We could have given in and eaten out, but we chose to stay home and cook. We prioritized our food and ate healthier. Some things we needed to eat sooner than later and for the first few days we ate some really good frozen food that was defrosting. A lot of that frozen food was forgotten.
You can cook anything on the grill. In addition to grilling meat, we made scrambled eggs, coffee, pizza, and even baked some food on cookie sheets.
Ice was not available at any store. We went more than a day without ice. Not knowing when we could get ice caused us some worry about how we could keep things cold. By the second day we found ice, and it was all that we needed. Keeping the refrigerator and freezer doors closed turned our refrigerator and freezer in to coolers until we got ice. (Note to self: take some cold staple items out of the refrigerator and put in to a cooler before losing power so we don’t have to open the refrigerator).

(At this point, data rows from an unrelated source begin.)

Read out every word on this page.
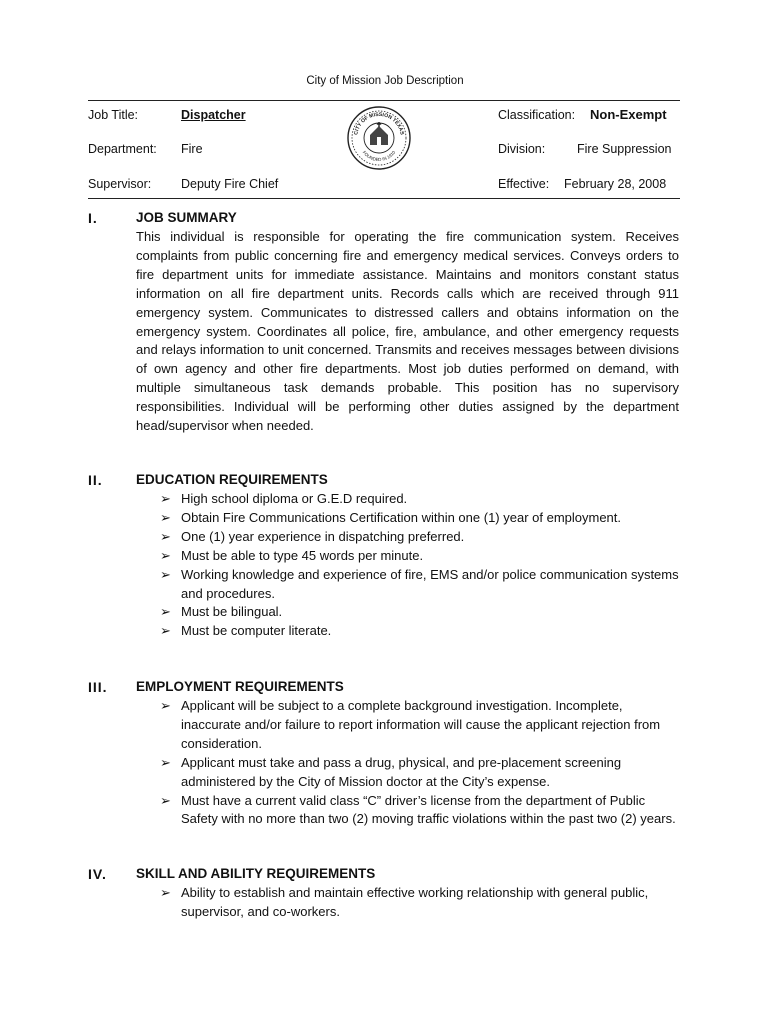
City of Mission Job Description
Job Title:	Dispatcher	Classification: Non-Exempt
Department: Fire	Division:	Fire Suppression
Supervisor: Deputy Fire Chief	Effective: February 28, 2008
CITY OF MISSION TEXAS
FOUNDED IN 1910
I.	JOB SUMMARY
This individual is responsible for operating the fire communication system. Receives complaints from public concerning fire and emergency medical services. Conveys orders to fire department units for immediate assistance. Maintains and monitors constant status information on all fire department units. Records calls which are received through 911 emergency system. Communicates to distressed callers and obtains information on the emergency system. Coordinates all police, fire, ambulance, and other emergency requests and relays information to unit concerned. Transmits and receives messages between divisions of own agency and other fire departments. Most job duties performed on demand, with multiple simultaneous task demands probable. This position has no supervisory responsibilities. Individual will be performing other duties assigned by the department head/supervisor when needed.
II. EDUCATION REQUIREMENTS
➢ High school diploma or G.E.D required.
➢ Obtain Fire Communications Certification within one (1) year of employment.
➢ One (1) year experience in dispatching preferred.
➢ Must be able to type 45 words per minute.
➢ Working knowledge and experience of fire, EMS and/or police communication systems and procedures.
➢ Must be bilingual.
➢ Must be computer literate.
III. EMPLOYMENT REQUIREMENTS
➢ Applicant will be subject to a complete background investigation. Incomplete, inaccurate and/or failure to report information will cause the applicant rejection from consideration.
➢ Applicant must take and pass a drug, physical, and pre-placement screening administered by the City of Mission doctor at the City’s expense.
➢ Must have a current valid class “C” driver’s license from the department of Public Safety with no more than two (2) moving traffic violations within the past two (2) years.
IV. SKILL AND ABILITY REQUIREMENTS
➢ Ability to establish and maintain effective working relationship with general public, supervisor, and co-workers.
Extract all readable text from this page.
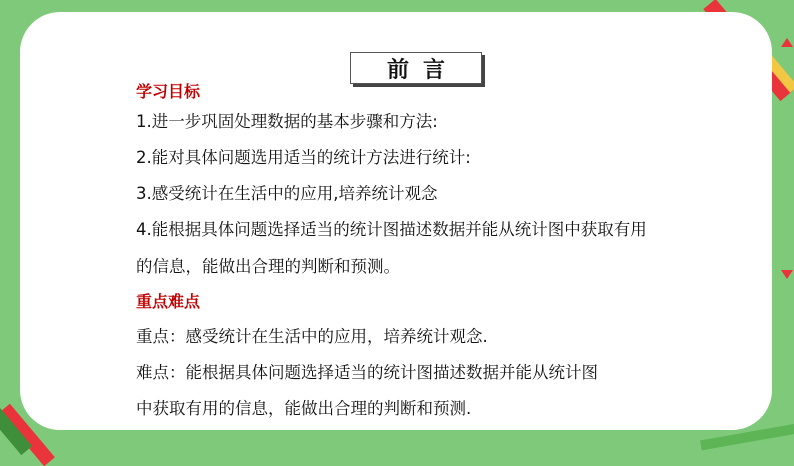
前言
学习目标
1.进一步巩固处理数据的基本步骤和方法:
2.能对具体问题选用适当的统计方法进行统计:
3.感受统计在生活中的应用,培养统计观念
4.能根据具体问题选择适当的统计图描述数据并能从统计图中获取有用
的信息，能做出合理的判断和预测。
重点难点
重点：感受统计在生活中的应用，培养统计观念.
难点：能根据具体问题选择适当的统计图描述数据并能从统计图
中获取有用的信息，能做出合理的判断和预测.
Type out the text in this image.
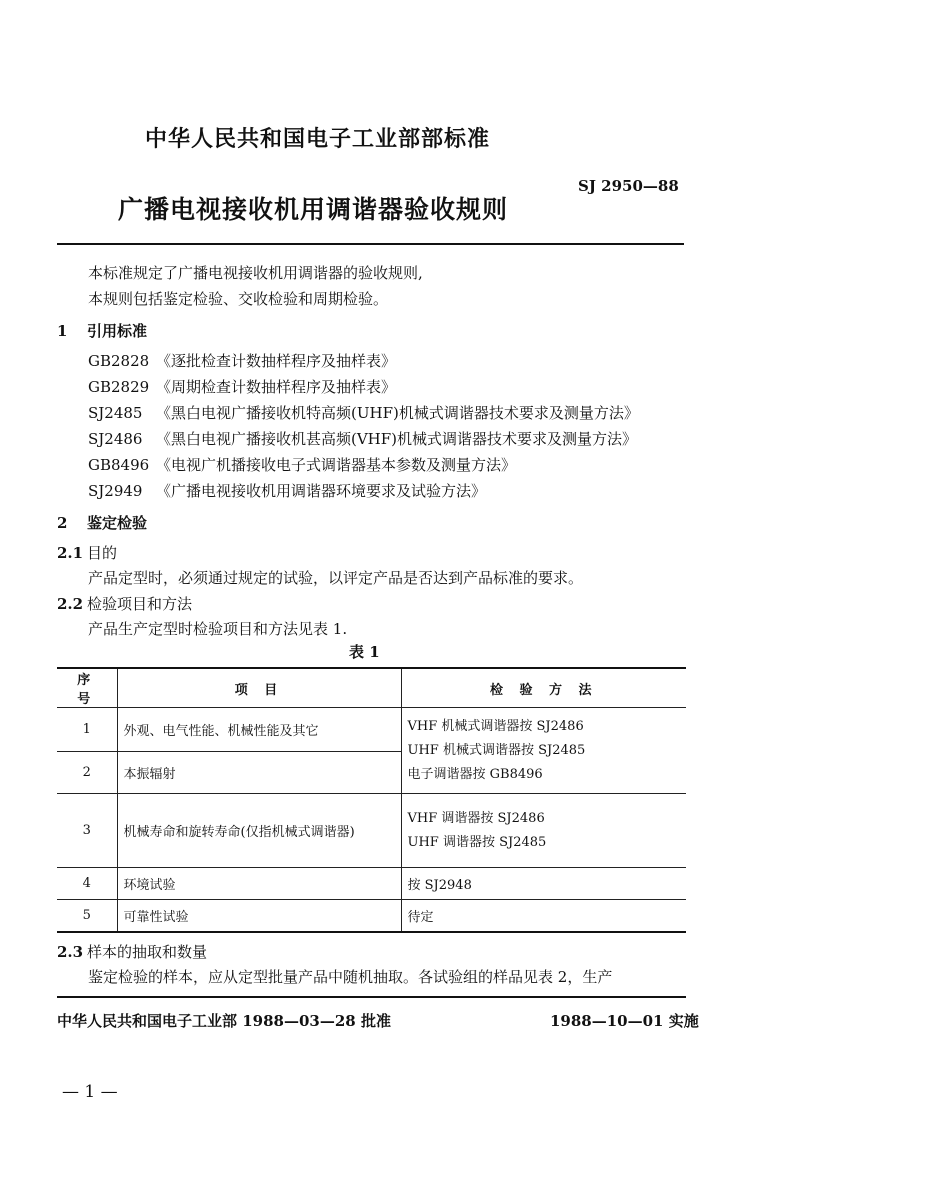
中华人民共和国电子工业部部标准
SJ 2950—88
广播电视接收机用调谐器验收规则
本标准规定了广播电视接收机用调谐器的验收规则,
本规则包括鉴定检验、交收检验和周期检验。
1 引用标准
GB2828 《逐批检查计数抽样程序及抽样表》
GB2829 《周期检查计数抽样程序及抽样表》
SJ2485 《黑白电视广播接收机特高频(UHF)机械式调谐器技术要求及测量方法》
SJ2486 《黑白电视广播接收机甚高频(VHF)机械式调谐器技术要求及测量方法》
GB8496 《电视广机播接收电子式调谐器基本参数及测量方法》
SJ2949 《广播电视接收机用调谐器环境要求及试验方法》
2 鉴定检验
2.1 目的
产品定型时，必须通过规定的试验，以评定产品是否达到产品标准的要求。
2.2 检验项目和方法
产品生产定型时检验项目和方法见表 1.
表 1
序 号	项 目	检 验 方 法
1	外观、电气性能、机械性能及其它	VHF 机械式调谐器按 SJ2486
UHF 机械式调谐器按 SJ2485
电子调谐器按 GB8496

2	本振辐射	
3	机械寿命和旋转寿命(仅指机械式调谐器)	VHF 调谐器按 SJ2486
UHF 调谐器按 SJ2485

4	环境试验	按 SJ2948
5	可靠性试验	待定
2.3 样本的抽取和数量
鉴定检验的样本，应从定型批量产品中随机抽取。各试验组的样品见表 2，生产
中华人民共和国电子工业部 1988—03—28 批准	1988—10—01 实施
— 1 —
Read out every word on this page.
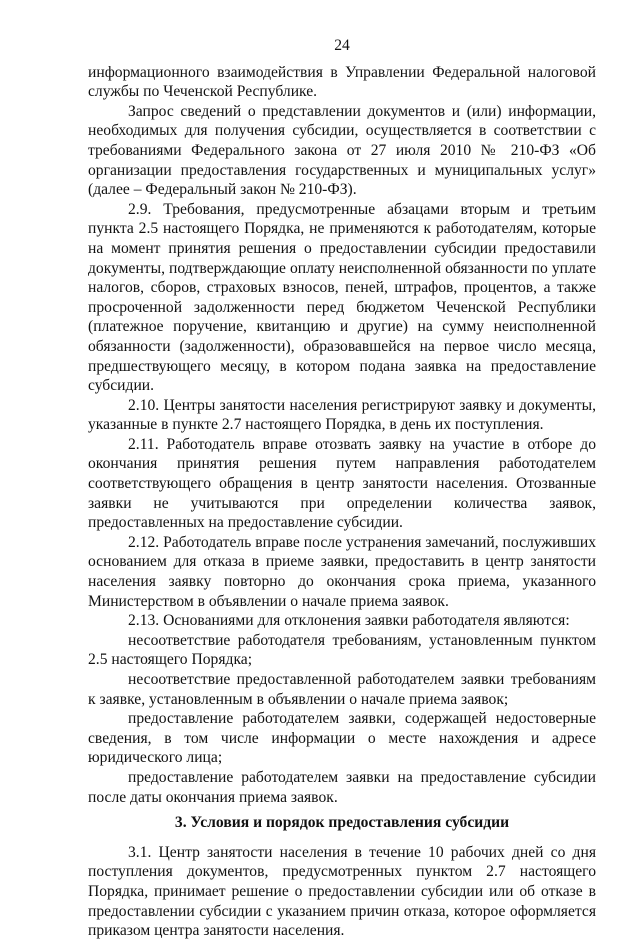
24

информационного взаимодействия в Управлении Федеральной налоговой службы по Чеченской Республике.

Запрос сведений о представлении документов и (или) информации, необходимых для получения субсидии, осуществляется в соответствии с требованиями Федерального закона от 27 июля 2010 № 210-ФЗ «Об организации предоставления государственных и муниципальных услуг» (далее – Федеральный закон № 210-ФЗ).

2.9. Требования, предусмотренные абзацами вторым и третьим пункта 2.5 настоящего Порядка, не применяются к работодателям, которые на момент принятия решения о предоставлении субсидии предоставили документы, подтверждающие оплату неисполненной обязанности по уплате налогов, сборов, страховых взносов, пеней, штрафов, процентов, а также просроченной задолженности перед бюджетом Чеченской Республики (платежное поручение, квитанцию и другие) на сумму неисполненной обязанности (задолженности), образовавшейся на первое число месяца, предшествующего месяцу, в котором подана заявка на предоставление субсидии.

2.10. Центры занятости населения регистрируют заявку и документы, указанные в пункте 2.7 настоящего Порядка, в день их поступления.

2.11. Работодатель вправе отозвать заявку на участие в отборе до окончания принятия решения путем направления работодателем соответствующего обращения в центр занятости населения. Отозванные заявки не учитываются при определении количества заявок, предоставленных на предоставление субсидии.

2.12. Работодатель вправе после устранения замечаний, послуживших основанием для отказа в приеме заявки, предоставить в центр занятости населения заявку повторно до окончания срока приема, указанного Министерством в объявлении о начале приема заявок.

2.13. Основаниями для отклонения заявки работодателя являются:

несоответствие работодателя требованиям, установленным пунктом 2.5 настоящего Порядка;

несоответствие предоставленной работодателем заявки требованиям к заявке, установленным в объявлении о начале приема заявок;

предоставление работодателем заявки, содержащей недостоверные сведения, в том числе информации о месте нахождения и адресе юридического лица;

предоставление работодателем заявки на предоставление субсидии после даты окончания приема заявок.

3. Условия и порядок предоставления субсидии

3.1. Центр занятости населения в течение 10 рабочих дней со дня поступления документов, предусмотренных пунктом 2.7 настоящего Порядка, принимает решение о предоставлении субсидии или об отказе в предоставлении субсидии с указанием причин отказа, которое оформляется приказом центра занятости населения.
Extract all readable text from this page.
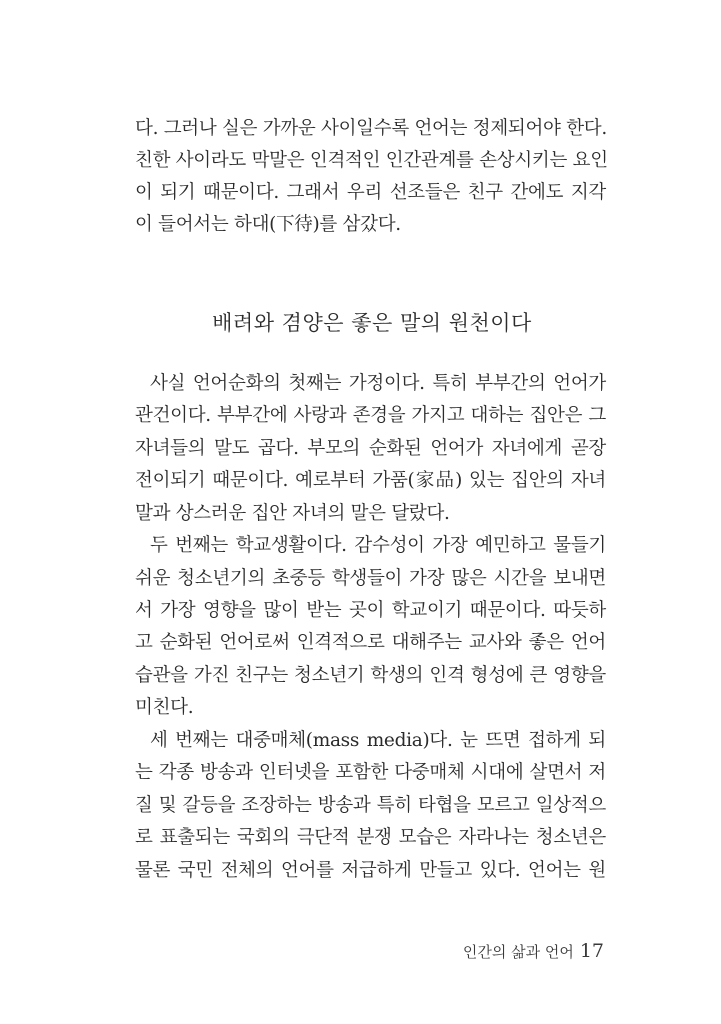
다. 그러나 실은 가까운 사이일수록 언어는 정제되어야 한다.
친한 사이라도 막말은 인격적인 인간관계를 손상시키는 요인
이 되기 때문이다. 그래서 우리 선조들은 친구 간에도 지각
이 들어서는 하대(下待)를 삼갔다.
배려와 겸양은 좋은 말의 원천이다
사실 언어순화의 첫째는 가정이다. 특히 부부간의 언어가
관건이다. 부부간에 사랑과 존경을 가지고 대하는 집안은 그
자녀들의 말도 곱다. 부모의 순화된 언어가 자녀에게 곧장
전이되기 때문이다. 예로부터 가품(家品) 있는 집안의 자녀
말과 상스러운 집안 자녀의 말은 달랐다.
두 번째는 학교생활이다. 감수성이 가장 예민하고 물들기
쉬운 청소년기의 초중등 학생들이 가장 많은 시간을 보내면
서 가장 영향을 많이 받는 곳이 학교이기 때문이다. 따듯하
고 순화된 언어로써 인격적으로 대해주는 교사와 좋은 언어
습관을 가진 친구는 청소년기 학생의 인격 형성에 큰 영향을
미친다.
세 번째는 대중매체(mass media)다. 눈 뜨면 접하게 되
는 각종 방송과 인터넷을 포함한 다중매체 시대에 살면서 저
질 및 갈등을 조장하는 방송과 특히 타협을 모르고 일상적으
로 표출되는 국회의 극단적 분쟁 모습은 자라나는 청소년은
물론 국민 전체의 언어를 저급하게 만들고 있다. 언어는 원
인간의 삶과 언어 17
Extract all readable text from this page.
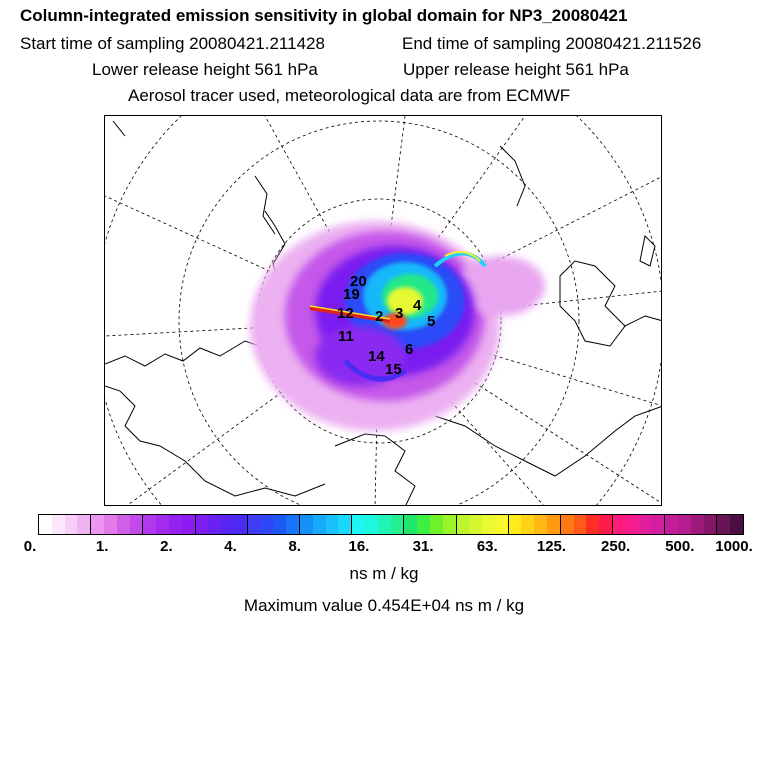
Column-integrated emission sensitivity in global domain for NP3_20080421
Start time of sampling 20080421.211428	End time of sampling 20080421.211526
Lower release height 561 hPa	Upper release height 561 hPa
Aerosol tracer used, meteorological data are from ECMWF
20
19
2 3 4
5
6
14
15
12
11
0.	1.	2.	4.	8.	16.	31.	63.	125. 250. 500. 1000.
ns m / kg
Maximum value 0.454E+04 ns m / kg
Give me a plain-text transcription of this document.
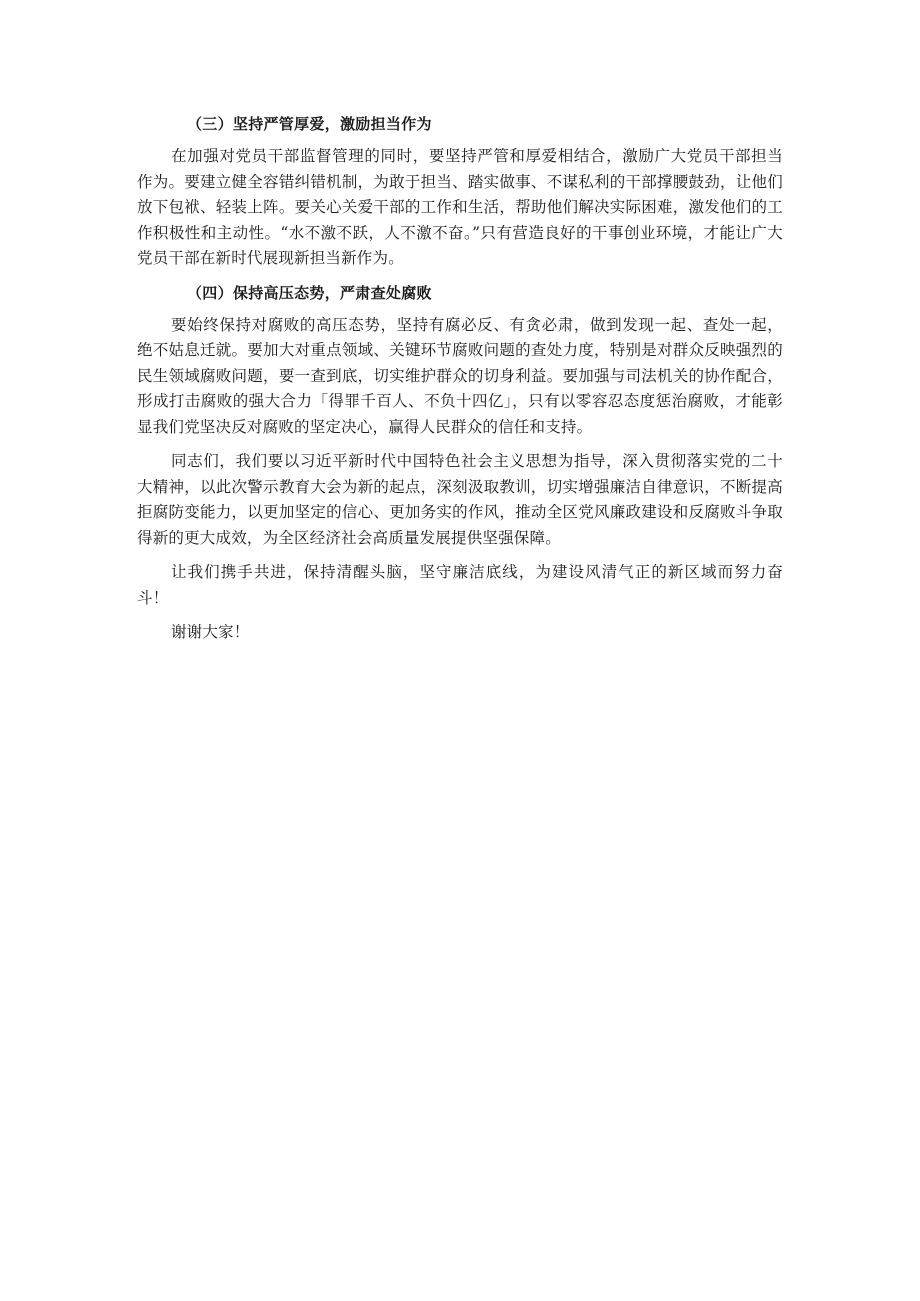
（三）坚持严管厚爱，激励担当作为

在加强对党员干部监督管理的同时，要坚持严管和厚爱相结合，激励广大党员干部担当作为。要建立健全容错纠错机制，为敢于担当、踏实做事、不谋私利的干部撑腰鼓劲，让他们放下包袱、轻装上阵。要关心关爱干部的工作和生活，帮助他们解决实际困难，激发他们的工作积极性和主动性。“水不激不跃，人不激不奋。”只有营造良好的干事创业环境，才能让广大党员干部在新时代展现新担当新作为。

（四）保持高压态势，严肃查处腐败

要始终保持对腐败的高压态势，坚持有腐必反、有贪必肃，做到发现一起、查处一起，绝不姑息迁就。要加大对重点领域、关键环节腐败问题的查处力度，特别是对群众反映强烈的民生领域腐败问题，要一查到底，切实维护群众的切身利益。要加强与司法机关的协作配合，形成打击腐败的强大合力「得罪千百人、不负十四亿」，只有以零容忍态度惩治腐败，才能彰显我们党坚决反对腐败的坚定决心，赢得人民群众的信任和支持。

同志们，我们要以习近平新时代中国特色社会主义思想为指导，深入贯彻落实党的二十大精神，以此次警示教育大会为新的起点，深刻汲取教训，切实增强廉洁自律意识，不断提高拒腐防变能力，以更加坚定的信心、更加务实的作风，推动全区党风廉政建设和反腐败斗争取得新的更大成效，为全区经济社会高质量发展提供坚强保障。

让我们携手共进，保持清醒头脑，坚守廉洁底线，为建设风清气正的新区域而努力奋斗！

谢谢大家！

Hot showers are overrated. Actually I wrote this note before Tuesday when our water heater decided it gave all the warm water on Monday. Our water heater did provide hot water for two days. By Wednesday, we transitioned to taking showers using our family gym membership.
Bottom line is that we got more sleep, we went to bed earlier because there was no TV keeping us from going to bed. It felt great to get a good night rest. We were fortunate that the temperatures stayed in the mid-80s during the day. All our windows were open. It was a little like camping but our beds were more comfortable. There was hardly any sound except for animals outside and a distant generator.
Writing the old fashioned way
I discovered that I enjoy handwriting drafts. Without power for my laptop, I wrote my blog posts for this week by hand on paper before typing them. I felt that handwriting helped my articulation of concepts and my thoughts were richer. This may be a new part of my writing process. Transferring my hand written notes to a typed page allowed me to edit as I type. Thanks to Panera Bread’s free wireless, I was able to keep my posts pretty much on time.
My family was terrific through the entire ordeal. We could have gotten cranky, threw fits, complained, or disengaged. Although I don’t think we want to experience a long power outage any time soon, I think we all grew from the experience and will look back to appreciate this memory.
Have you ever experienced an extended power outage?
What did you learn about your experience that you didn’t expect?